Materials for dental applications do not only have to satisfy optical demands, they also have to provide sufficient structural integrity. Parts must be hard, strong and tough. Ceramic materials offer an interresting combination of these properties and are thus of specical interrest, also due to their excellent biocompatibility.
Since the advent of genereric manufacturing methods as feasable means for ceramic shaping, ceramics manufactured by conventional routes have to compete with parts manufactured by additive manufacturing (AM) technologies. While restorations like crowns and bridges can also be reliably produced using conventional subtractive techniques, ultra-thin walled veneers for minimal invasive restorations can be manufactured beneficially using AM, especially by the lithograpgy-based ceramic manufacturing (LCM) technology. Hand in hand with emerging AM-technologies comes an increased demand for characterization, specifically for ceramics, where details of the manufacturing route and properties are strongly linked.

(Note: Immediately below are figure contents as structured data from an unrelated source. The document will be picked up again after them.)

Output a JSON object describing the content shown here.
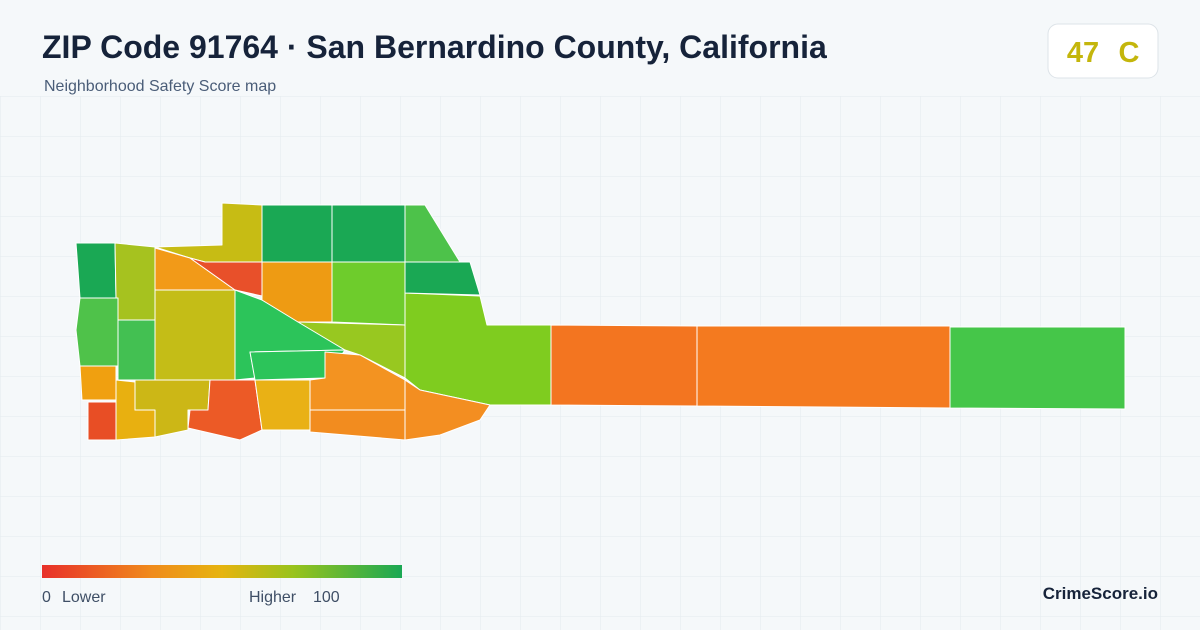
{
  "header": {
    "title": "ZIP Code 91764 · San Bernardino County, California",
    "subtitle": "Neighborhood Safety Score map"
  },
  "score": {
    "value": 47,
    "grade": "C"
  },
  "legend": {
    "min": 0,
    "min_label": "Lower",
    "max_label": "Higher",
    "max": 100
  },
  "footer": {
    "brand": "CrimeScore.io"
  }
}
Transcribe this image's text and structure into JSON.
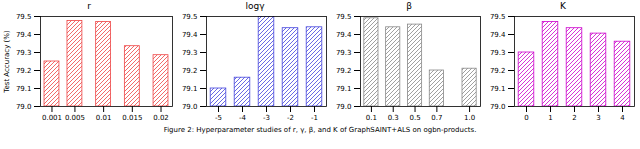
{
  "chart_data": [
    {
      "type": "bar",
      "title": "r",
      "x": [
        0.001,
        0.005,
        0.01,
        0.015,
        0.02
      ],
      "values": [
        79.25,
        79.475,
        79.47,
        79.335,
        79.285
      ],
      "color": "#EE4444",
      "xlim": [
        -0.001,
        0.022
      ],
      "xticks": [
        0.001,
        0.005,
        0.01,
        0.015,
        0.02
      ],
      "ylim": [
        79.0,
        79.5
      ],
      "yticks": [
        {
          "value": 79.0,
          "label": "79.0"
        },
        79.1,
        79.2,
        79.3,
        79.4,
        79.5
      ],
      "ylabel": "Test Accuracy (%)",
      "grid": false
    },
    {
      "type": "bar",
      "title": "logγ",
      "x": [
        -5,
        -4,
        -3,
        -2,
        -1
      ],
      "values": [
        79.1,
        79.16,
        79.5,
        79.435,
        79.44
      ],
      "color": "#4444DD",
      "xlim": [
        -5.5,
        -0.5
      ],
      "xticks": [
        -5,
        -4,
        -3,
        -2,
        -1
      ],
      "ylim": [
        79.0,
        79.5
      ],
      "yticks": [
        {
          "value": 79.0,
          "label": "79.0"
        },
        79.1,
        79.2,
        79.3,
        79.4,
        79.5
      ],
      "grid": false
    },
    {
      "type": "bar",
      "title": "β",
      "x": [
        0.1,
        0.3,
        0.5,
        0.7,
        1.0
      ],
      "values": [
        79.49,
        79.44,
        79.455,
        79.2,
        79.21
      ],
      "color": "#888888",
      "xlim": [
        0,
        1.1
      ],
      "xticks": [
        0.1,
        0.3,
        0.5,
        0.7,
        {
          "value": 1.0,
          "label": "1.0"
        }
      ],
      "ylim": [
        79.0,
        79.5
      ],
      "yticks": [
        {
          "value": 79.0,
          "label": "79.0"
        },
        79.1,
        79.2,
        79.3,
        79.4,
        79.5
      ],
      "grid": false
    },
    {
      "type": "bar",
      "title": "K",
      "x": [
        0,
        1,
        2,
        3,
        4
      ],
      "values": [
        79.3,
        79.47,
        79.435,
        79.405,
        79.36
      ],
      "color": "#CC00CC",
      "xlim": [
        -0.5,
        4.5
      ],
      "xticks": [
        0,
        1,
        2,
        3,
        4
      ],
      "ylim": [
        79.0,
        79.5
      ],
      "yticks": [
        {
          "value": 79.0,
          "label": "79.0"
        },
        79.1,
        79.2,
        79.3,
        79.4,
        79.5
      ],
      "grid": false
    }
  ],
  "caption": "Figure 2: Hyperparameter studies of r, γ, β, and K of GraphSAINT+ALS on ogbn-products."
}
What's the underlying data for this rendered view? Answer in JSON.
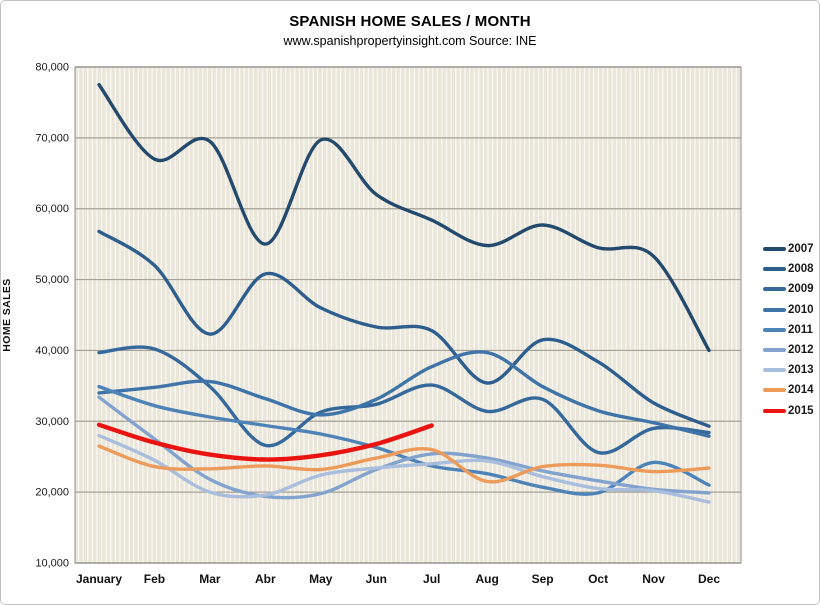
{
  "page": {
    "title": "SPANISH HOME SALES / MONTH",
    "subtitle": "www.spanishpropertyinsight.com Source: INE"
  },
  "chart_data": {
    "type": "line",
    "title": "SPANISH HOME SALES / MONTH",
    "subtitle": "www.spanishpropertyinsight.com Source: INE",
    "xlabel": "",
    "ylabel": "HOME SALES",
    "ylim": [
      10000,
      80000
    ],
    "ytick_step": 10000,
    "yticks": [
      10000,
      20000,
      30000,
      40000,
      50000,
      60000,
      70000,
      80000
    ],
    "grid": "horizontal",
    "legend_position": "right",
    "line_style": "smooth",
    "categories": [
      "January",
      "Feb",
      "Mar",
      "Abr",
      "May",
      "Jun",
      "Jul",
      "Aug",
      "Sep",
      "Oct",
      "Nov",
      "Dec"
    ],
    "series": [
      {
        "name": "2007",
        "color": "#234A6D",
        "line_width": 3.4,
        "values": [
          77500,
          67000,
          69500,
          55000,
          69700,
          62000,
          58400,
          54800,
          57700,
          54500,
          53300,
          40000
        ]
      },
      {
        "name": "2008",
        "color": "#2E5E8E",
        "line_width": 3.4,
        "values": [
          56800,
          52000,
          42300,
          50800,
          46000,
          43300,
          42800,
          35400,
          41500,
          38400,
          32600,
          29300
        ]
      },
      {
        "name": "2009",
        "color": "#35689B",
        "line_width": 3.4,
        "values": [
          39700,
          40200,
          34900,
          26600,
          31300,
          32400,
          35100,
          31400,
          33100,
          25600,
          29000,
          28400
        ]
      },
      {
        "name": "2010",
        "color": "#3E74A8",
        "line_width": 3.4,
        "values": [
          34000,
          34800,
          35600,
          33200,
          30900,
          33100,
          37700,
          39700,
          34900,
          31500,
          29800,
          27900
        ]
      },
      {
        "name": "2011",
        "color": "#4E83B8",
        "line_width": 3.4,
        "values": [
          34900,
          32200,
          30600,
          29400,
          28200,
          26300,
          23700,
          22600,
          20700,
          19900,
          24200,
          21000
        ]
      },
      {
        "name": "2012",
        "color": "#82A3CE",
        "line_width": 3.4,
        "values": [
          33400,
          27500,
          21800,
          19400,
          19800,
          23200,
          25400,
          24800,
          23000,
          21600,
          20400,
          19900
        ]
      },
      {
        "name": "2013",
        "color": "#A9BEDC",
        "line_width": 3.4,
        "values": [
          28000,
          24500,
          20000,
          19600,
          22400,
          23400,
          24000,
          24400,
          22200,
          20500,
          20200,
          18600
        ]
      },
      {
        "name": "2014",
        "color": "#EC9B5B",
        "line_width": 3.4,
        "values": [
          26500,
          23600,
          23300,
          23700,
          23200,
          24800,
          26000,
          21500,
          23600,
          23800,
          22900,
          23400
        ]
      },
      {
        "name": "2015",
        "color": "#EA1310",
        "line_width": 4.4,
        "values": [
          29500,
          27000,
          25300,
          24600,
          25200,
          26800,
          29400,
          null,
          null,
          null,
          null,
          null
        ]
      }
    ]
  },
  "style": {
    "plot_bg": "#EAE6DA",
    "pinstripe": "#F9F7F1",
    "gridline": "#A5A195",
    "plot_border": "#8F8F8F",
    "tick_label_color": "#1a1a1a",
    "month_label_color": "#111111"
  }
}
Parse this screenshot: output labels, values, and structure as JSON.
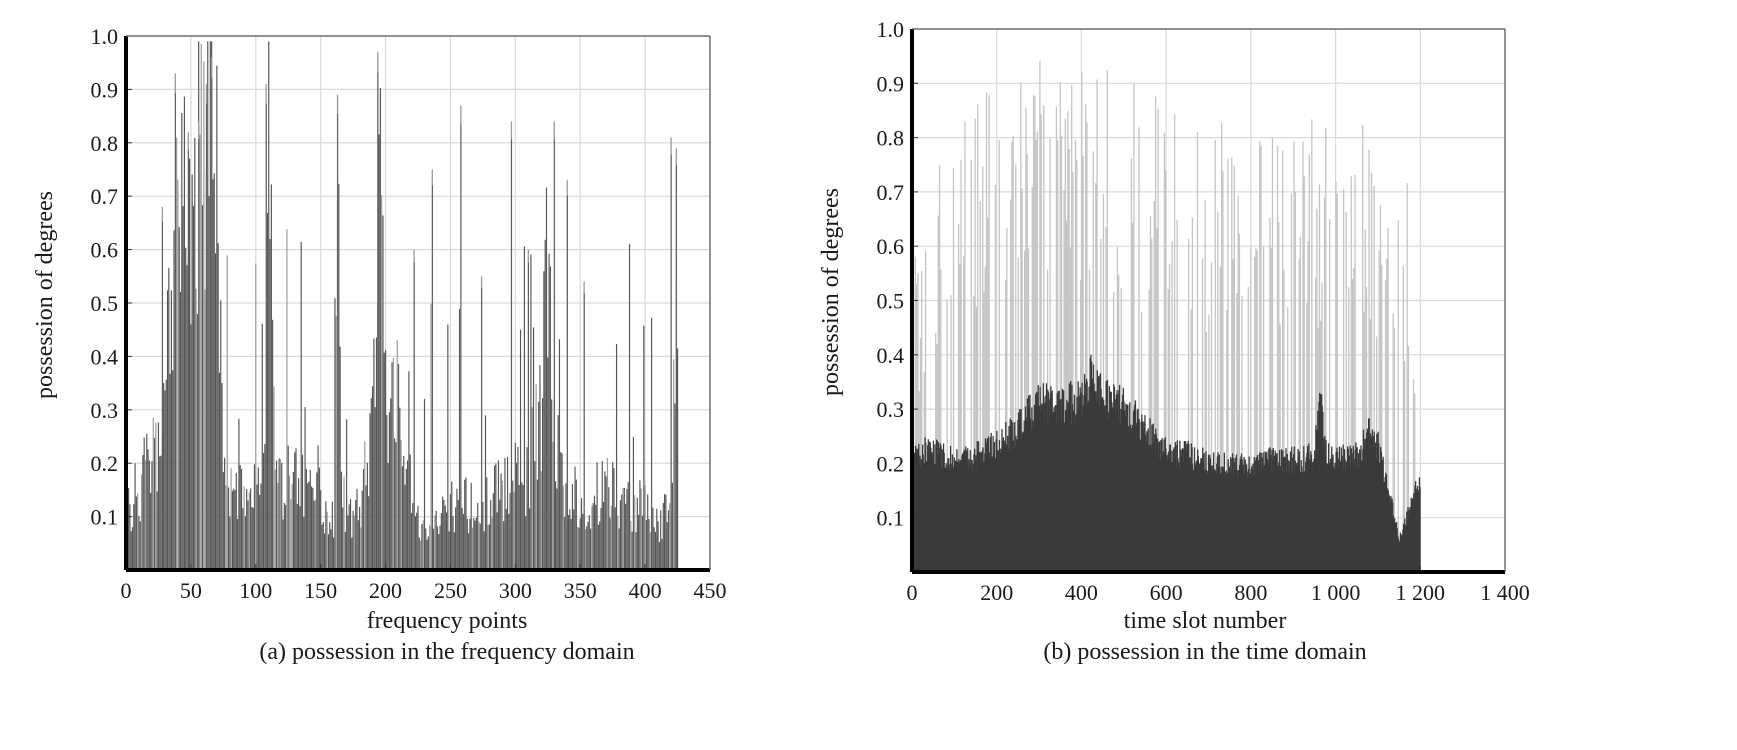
{
  "chart_data": [
    {
      "type": "bar",
      "caption": "(a) possession in the frequency domain",
      "xlabel": "frequency points",
      "ylabel": "possession of degrees",
      "xlim": [
        0,
        450
      ],
      "ylim": [
        0,
        1.0
      ],
      "xticks": [
        "0",
        "50",
        "100",
        "150",
        "200",
        "250",
        "300",
        "350",
        "400",
        "450"
      ],
      "yticks": [
        "0.1",
        "0.2",
        "0.3",
        "0.4",
        "0.5",
        "0.6",
        "0.7",
        "0.8",
        "0.9",
        "1.0"
      ],
      "grid": true,
      "series_color": "#555555",
      "spike_color": "#9a9a9a",
      "profile": {
        "x": [
          0,
          5,
          10,
          20,
          30,
          35,
          40,
          45,
          50,
          55,
          60,
          65,
          70,
          75,
          80,
          90,
          100,
          105,
          110,
          115,
          120,
          130,
          140,
          150,
          155,
          160,
          163,
          167,
          170,
          180,
          190,
          195,
          200,
          205,
          210,
          215,
          220,
          230,
          240,
          250,
          260,
          270,
          280,
          290,
          300,
          310,
          320,
          325,
          330,
          335,
          340,
          350,
          360,
          370,
          380,
          390,
          400,
          410,
          415,
          420,
          425
        ],
        "y": [
          0.1,
          0.13,
          0.16,
          0.2,
          0.26,
          0.58,
          0.64,
          0.62,
          0.68,
          0.75,
          0.82,
          0.84,
          0.78,
          0.18,
          0.14,
          0.14,
          0.17,
          0.14,
          0.79,
          0.18,
          0.16,
          0.17,
          0.17,
          0.16,
          0.09,
          0.1,
          0.86,
          0.14,
          0.1,
          0.12,
          0.26,
          0.88,
          0.3,
          0.34,
          0.36,
          0.24,
          0.14,
          0.06,
          0.1,
          0.13,
          0.12,
          0.12,
          0.13,
          0.15,
          0.17,
          0.18,
          0.3,
          0.64,
          0.32,
          0.2,
          0.14,
          0.13,
          0.14,
          0.15,
          0.13,
          0.12,
          0.12,
          0.08,
          0.12,
          0.1,
          0.6
        ]
      },
      "peaks": [
        {
          "x": 38,
          "y": 0.93
        },
        {
          "x": 48,
          "y": 0.82
        },
        {
          "x": 56,
          "y": 0.84
        },
        {
          "x": 62,
          "y": 0.91
        },
        {
          "x": 66,
          "y": 0.96
        },
        {
          "x": 108,
          "y": 0.91
        },
        {
          "x": 163,
          "y": 0.89
        },
        {
          "x": 194,
          "y": 0.97
        },
        {
          "x": 258,
          "y": 0.87
        },
        {
          "x": 297,
          "y": 0.84
        },
        {
          "x": 330,
          "y": 0.84
        },
        {
          "x": 340,
          "y": 0.73
        },
        {
          "x": 420,
          "y": 0.81
        },
        {
          "x": 424,
          "y": 0.79
        },
        {
          "x": 236,
          "y": 0.75
        },
        {
          "x": 222,
          "y": 0.6
        },
        {
          "x": 274,
          "y": 0.55
        },
        {
          "x": 310,
          "y": 0.6
        },
        {
          "x": 353,
          "y": 0.54
        },
        {
          "x": 28,
          "y": 0.68
        }
      ]
    },
    {
      "type": "bar",
      "caption": "(b) possession in the time domain",
      "xlabel": "time slot number",
      "ylabel": "possession of degrees",
      "xlim": [
        0,
        1400
      ],
      "ylim": [
        0,
        1.0
      ],
      "xticks": [
        "0",
        "200",
        "400",
        "600",
        "800",
        "1 000",
        "1 200",
        "1 400"
      ],
      "yticks": [
        "0.1",
        "0.2",
        "0.3",
        "0.4",
        "0.5",
        "0.6",
        "0.7",
        "0.8",
        "0.9",
        "1.0"
      ],
      "grid": true,
      "series_color": "#3a3a3a",
      "spike_color": "#c4c4c4",
      "base_profile": {
        "x": [
          0,
          50,
          100,
          150,
          200,
          250,
          300,
          350,
          400,
          430,
          450,
          500,
          550,
          600,
          650,
          700,
          750,
          800,
          850,
          900,
          950,
          965,
          980,
          1000,
          1050,
          1080,
          1100,
          1130,
          1150,
          1175,
          1200
        ],
        "y": [
          0.22,
          0.23,
          0.21,
          0.22,
          0.24,
          0.27,
          0.32,
          0.31,
          0.33,
          0.38,
          0.33,
          0.31,
          0.27,
          0.23,
          0.22,
          0.21,
          0.2,
          0.2,
          0.21,
          0.21,
          0.22,
          0.33,
          0.22,
          0.21,
          0.22,
          0.26,
          0.24,
          0.14,
          0.06,
          0.12,
          0.18
        ]
      },
      "envelope_profile": {
        "x": [
          0,
          50,
          100,
          150,
          200,
          250,
          300,
          350,
          400,
          450,
          500,
          550,
          600,
          650,
          700,
          750,
          800,
          850,
          900,
          950,
          1000,
          1050,
          1100,
          1150,
          1180,
          1200
        ],
        "y": [
          0.55,
          0.7,
          0.78,
          0.83,
          0.86,
          0.88,
          0.9,
          0.89,
          0.91,
          0.9,
          0.88,
          0.86,
          0.83,
          0.81,
          0.8,
          0.79,
          0.8,
          0.8,
          0.8,
          0.8,
          0.82,
          0.83,
          0.75,
          0.62,
          0.74,
          0.2
        ]
      }
    }
  ]
}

Mechanical testing of materials and parts for relevant properties is thus an indispensable need in material development, process control and quality assurance. For the measurement of strength of ceramic materials various standardized tests are available: flexural tests on bars and a variety of bi-axial strength tests on discs. Some of them require test piece geometries that are unfavourable when it comes to typical amounts of material that are available for dental parts. The additive manufacturing technologies also introduce new aspects to the topic that have to be addressed: the layerwise build-up process may create material states and/or surface structures that influence strength and may lead to orientation dependent properties. Such phenomena have to be considered in the choice of the test method and when specimens are fabricated.
Practical and theoretical aspects of biaxial strength tests like the Ring-on-Ring test, the Piston-on-Three-Balls test or the Ball-on-three-Balls test will be discussed with respect to specimen size, possible sources of errors, achievable accuracy, comparability and user friendliness. Special attention will be paid to the influences of the typically low Young’s modulus of dental materials and multi-axial loading scenarios. A convenient test body for AM-manufactured materials which is designed to capture the orientation dependent strength of AM-parts will be introduced.